Author Doug Wilhelm: Prize-Winning Success

Article in The Times Argus

Author Doug Wilhelm: Prize-winning success after 75 rejections

By Janelle Faignant Arts Correspondent | May 30, 2020

This past month, a Vermont author won not one but four book awards. It’s rare to win an award for a published book let alone three in a single day and a total of four in two weeks. But that’s what happened to Weybridge author Doug Wilhelm, a former resident of Montpelier and Rutland Town.

But what makes his story special is that the recognition comes after nearly 40 years and 75 rejections.

“There’s a long story behind this book,” Wilhelm said by phone recently. “In one form or another I worked on it for 38 years.”

He’s written well over a dozen novels throughout his career, including several for the popular “Choose Your Own Adventure” series, and “The Revealers,” perhaps his best-known novel, which has been used in reading-and-discussion groups in more than 1,000 middle schools across the country, including more than 90 in Vermont.

But this year the light shone on “Street of Storytellers” and “China in Another Time,” two books published last fall, both with storied journeys.

“Street of Storytellers” won the 2020 gold medal for young adult fiction from the Independent Press Awards. The same competition’s gold medal for autobiography went to “China in Another Time,” a memoir that Wilhelm edited and compiled.

Then “Street of Storytellers” won a silver medal for teen fiction from the Benjamin Franklin Awards, and soon after, second place for fiction by the IndieReader Discovery Awards.

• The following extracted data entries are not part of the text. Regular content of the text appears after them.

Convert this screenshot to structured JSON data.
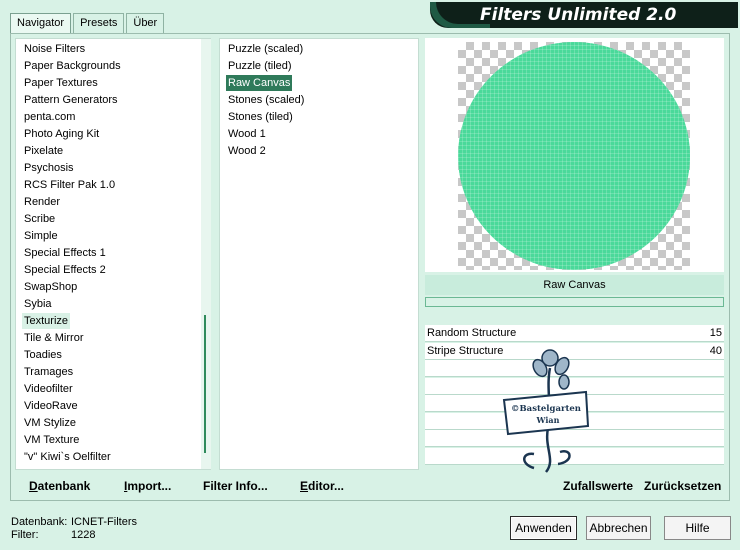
{
  "tabs": [
    "Navigator",
    "Presets",
    "Über"
  ],
  "app_title": "Filters Unlimited 2.0",
  "categories": [
    "Noise Filters",
    "Paper Backgrounds",
    "Paper Textures",
    "Pattern Generators",
    "penta.com",
    "Photo Aging Kit",
    "Pixelate",
    "Psychosis",
    "RCS Filter Pak 1.0",
    "Render",
    "Scribe",
    "Simple",
    "Special Effects 1",
    "Special Effects 2",
    "SwapShop",
    "Sybia",
    "Texturize",
    "Tile & Mirror",
    "Toadies",
    "Tramages",
    "Videofilter",
    "VideoRave",
    "VM Stylize",
    "VM Texture",
    "\"v\" Kiwi`s Oelfilter"
  ],
  "selected_category": "Texturize",
  "filters": [
    "Puzzle (scaled)",
    "Puzzle (tiled)",
    "Raw Canvas",
    "Stones (scaled)",
    "Stones (tiled)",
    "Wood 1",
    "Wood 2"
  ],
  "selected_filter": "Raw Canvas",
  "preview": {
    "filter_name": "Raw Canvas",
    "circle_color": "#4ad99a"
  },
  "params": [
    {
      "label": "Random Structure",
      "value": "15"
    },
    {
      "label": "Stripe Structure",
      "value": "40"
    }
  ],
  "watermark": {
    "line1": "©Bastelgarten",
    "line2": "Wian"
  },
  "buttons": {
    "datenbank": "Datenbank",
    "import": "Import...",
    "filter_info": "Filter Info...",
    "editor": "Editor...",
    "zufallswerte": "Zufallswerte",
    "zuruecksetzen": "Zurücksetzen",
    "anwenden": "Anwenden",
    "abbrechen": "Abbrechen",
    "hilfe": "Hilfe"
  },
  "status": {
    "datenbank_label": "Datenbank:",
    "datenbank_value": "ICNET-Filters",
    "filter_label": "Filter:",
    "filter_value": "1228"
  }
}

The awards came after a 38-year span during which Wilhelm spent working on the book.

Set in Peshawar, Pakistan, during Christmas 1984, it centers on a teenage boy who gets caught up in the extremism that’s beginning to develop in the city — the birthplace of al Qaeda. But the story originally began as a nonfiction account of Wilhelm’s two-year stay in Asia.

“When I was in my late 20s I left my newspaper job in New Jersey, where I grew up, and I traveled to this part of the world,” he said by phone. “This was the early ’80s. I wanted to write a nonfiction book about exploring the Muslim world and trying to understand the people.”

The original book had a different title, and centered on his own experiences. He saved notebooks and clippings and wrote the book he set out to write, but that version didn’t work. So he imagined a group of teenagers in that place and time, and reworked the story into a novel.

“I thought if I could put an American kid in this place and time, and have him get caught up in it, you could write a thriller that would really be about something,” Wilhelm said.